The question now is, who's better, the Norwegian, the Australian or the South African sabre champion? The truth is that without "cross-polination" between the scenes it's impossible to know because the three scenes are essentially "islands" in the sea of sabre with independent ratings. It's possible that they're equally good, but it's just as likely that one scene is way ahead of the others, and you can't know which is which before there's crossover between the islands.

How can you combat Island Effect?


The good thing about the algorithm we use for rating is that not everyone needs to fight everyone in order for the results to have an effect.

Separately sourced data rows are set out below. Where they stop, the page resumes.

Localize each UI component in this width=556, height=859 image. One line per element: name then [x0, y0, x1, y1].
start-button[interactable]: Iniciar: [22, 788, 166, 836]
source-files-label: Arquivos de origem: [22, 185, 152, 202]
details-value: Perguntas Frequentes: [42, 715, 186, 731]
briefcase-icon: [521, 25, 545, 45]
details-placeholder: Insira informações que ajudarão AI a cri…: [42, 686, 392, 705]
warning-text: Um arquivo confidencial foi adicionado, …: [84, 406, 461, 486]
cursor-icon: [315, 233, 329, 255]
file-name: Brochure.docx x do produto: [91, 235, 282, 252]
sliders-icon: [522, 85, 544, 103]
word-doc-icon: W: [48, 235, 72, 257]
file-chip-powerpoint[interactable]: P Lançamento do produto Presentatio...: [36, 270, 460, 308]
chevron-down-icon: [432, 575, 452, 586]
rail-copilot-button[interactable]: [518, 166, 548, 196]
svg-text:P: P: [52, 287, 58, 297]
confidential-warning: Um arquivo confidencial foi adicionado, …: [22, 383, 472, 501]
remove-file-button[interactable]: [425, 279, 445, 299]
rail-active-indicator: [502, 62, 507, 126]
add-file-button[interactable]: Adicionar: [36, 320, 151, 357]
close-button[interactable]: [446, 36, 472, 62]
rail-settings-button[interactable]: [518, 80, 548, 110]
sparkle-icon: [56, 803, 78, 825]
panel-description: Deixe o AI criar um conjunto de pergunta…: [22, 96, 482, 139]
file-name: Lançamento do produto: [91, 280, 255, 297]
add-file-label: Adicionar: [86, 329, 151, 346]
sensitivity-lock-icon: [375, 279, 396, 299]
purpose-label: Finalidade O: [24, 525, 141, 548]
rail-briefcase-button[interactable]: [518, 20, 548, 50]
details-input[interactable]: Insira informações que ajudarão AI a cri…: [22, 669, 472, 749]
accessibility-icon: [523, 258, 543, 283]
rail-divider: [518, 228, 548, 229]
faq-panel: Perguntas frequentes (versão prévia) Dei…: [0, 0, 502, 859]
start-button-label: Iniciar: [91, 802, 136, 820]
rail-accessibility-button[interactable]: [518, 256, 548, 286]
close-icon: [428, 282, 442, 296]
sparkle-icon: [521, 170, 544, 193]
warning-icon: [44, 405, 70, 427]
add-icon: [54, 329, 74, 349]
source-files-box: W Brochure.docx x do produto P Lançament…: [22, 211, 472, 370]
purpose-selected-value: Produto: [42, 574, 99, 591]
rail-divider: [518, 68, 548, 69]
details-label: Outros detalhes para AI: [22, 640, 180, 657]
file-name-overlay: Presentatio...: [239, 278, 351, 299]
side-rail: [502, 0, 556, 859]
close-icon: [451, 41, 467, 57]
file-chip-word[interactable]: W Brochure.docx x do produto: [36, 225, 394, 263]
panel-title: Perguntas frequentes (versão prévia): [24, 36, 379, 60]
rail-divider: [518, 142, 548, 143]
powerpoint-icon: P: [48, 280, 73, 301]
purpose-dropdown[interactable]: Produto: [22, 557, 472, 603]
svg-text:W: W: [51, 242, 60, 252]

If, for example, a few of the top rated fighters from an island travel to another island, they will either come back with a reduced (if their island was worse) or an increased (if their island was better) rating, which will in turn affect the fighters from their own scene. If the top three fighters from an island come back home 200 points lower after having taken a solid beating, but still beat everyone else on their island, everyone else on that island will also drop.